Les Intranquilles, à rude épreuve
Attention, fragile(s) ! Lui, Damien, est artiste peintre de grand talent. Elle, Leïla, est restauratrice de meubles. Elle est aussi sa compagne, la mère de son fils, et assume seule la gestion du quotidien. Car Damien est bipolaire, passant sans crier gare de l’hyperactivité à la dépression dès qu’il ne prend pas ses médicaments. Chaque jour, la maladie met leur amour à rude épreuve. Partir, rester ? Leïla s’interroge. Impuissante. Épuisée. Le récit tout en tension de Joachim Lafosse se concentre peu à peu sur elle.

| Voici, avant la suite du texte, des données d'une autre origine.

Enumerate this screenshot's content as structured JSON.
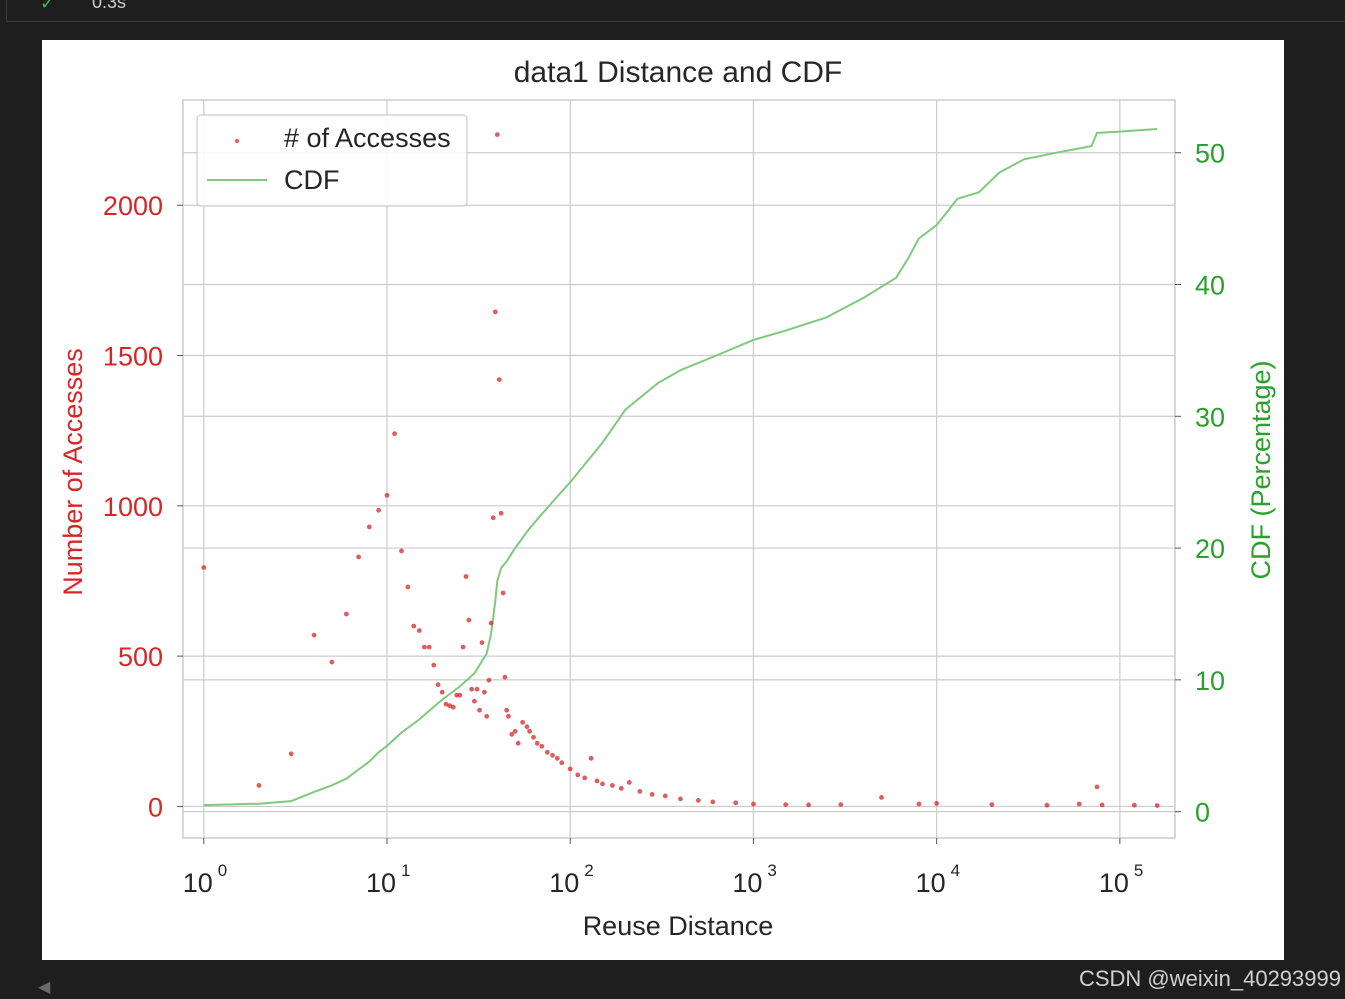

Le cinéaste belge, adepte des sujets inconfortables, veut surtout traiter des effets du trouble bipolaire sur toute une famille. Galvanisé par la prestation magistrale de Damien Bonnard, de Leïla Bekhti et du jeune Gabriel Merz Chammah, il observe ses personnages avec une rare empathie. Tout en nuances, Les Intranquilles est son meilleur film.
Les Intranquilles, de Joachim Lafosse. Sortie le 29 septembre.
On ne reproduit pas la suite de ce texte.